Film rights were bought by Raymond Stross, who had made several films starring his actress wife, Anne Heywood, notably The Fox. He was able to raise finance after the success of female-starring movies Julia and The Turning Point. Filming took place in Stockton and Los Angeles in April 1978; the majority of the film was shot in Stockton although the rape sequence was filmed on a sound stage.

It was directed by Marvin Chomsky who had just directed Roots and Holocaust for television. "It's a very emotionally charged story," said Chomsky.
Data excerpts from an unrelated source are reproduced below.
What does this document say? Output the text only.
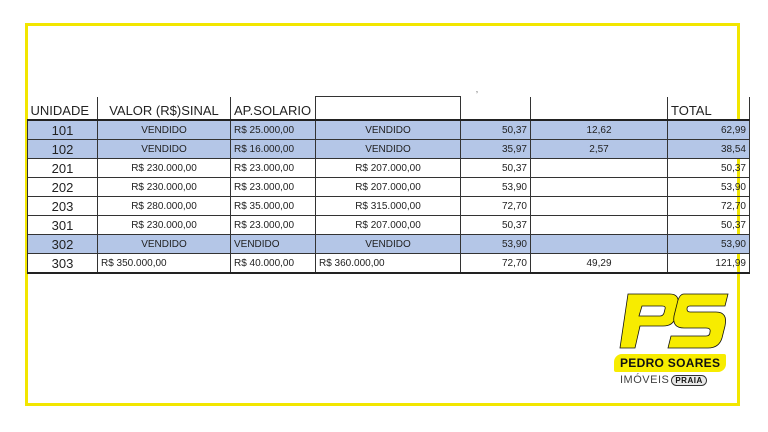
UNIDADE	VALOR (R$)SINAL	AP.SOLARIO				TOTAL
101	VENDIDO	R$ 25.000,00	VENDIDO	50,37	12,62	62,99
102	VENDIDO	R$ 16.000,00	VENDIDO	35,97	2,57	38,54
201	R$ 230.000,00	R$ 23.000,00	R$ 207.000,00	50,37		50,37
202	R$ 230.000,00	R$ 23.000,00	R$ 207.000,00	53,90		53,90
203	R$ 280.000,00	R$ 35.000,00	R$ 315.000,00	72,70		72,70
301	R$ 230.000,00	R$ 23.000,00	R$ 207.000,00	50,37		50,37
302	VENDIDO	VENDIDO	VENDIDO	53,90		53,90
303	R$ 350.000,00	R$ 40.000,00	R$ 360.000,00	72,70	49,29	121,99
ʼ
PEDRO SOARES
IMÓVEIS PRAIA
Stross said it was not "his intention to make a sensational film. I see it as terrifying and poetic with strong overtones of Ingmar Bergman."

==Reception==
===Critical response===
Kevin Thomas of the Los Angeles Times called the film "perfectly dreadful" and added, "In their literalness, Polly Platt's script and Marvin Chomsky's direction compound each other disastrously... Good Luck, Miss Wyckoff expresses familiar truths about the painful conflict of the individual and society—but with a persistent sense of falseness and an utter lack of style."

==Release==
Good Luck, Miss Wyckoff was released in April 1979 in theaters in the United States and on October 27, 1979, in theaters in Japan. The film was released on VHS with these alternate titles: The Sin, The Shaming and Secret Yearnings. Good Luck, Miss Wyckoff was released on DVD and Blu-ray on August 13, 2013.

FilmInk magazine wrote "We’re particularly surprised there isn’t more critical discussion over Miss Wyckoff, considering its frank content and Polly Platt authorship – there is certainly a lot going on."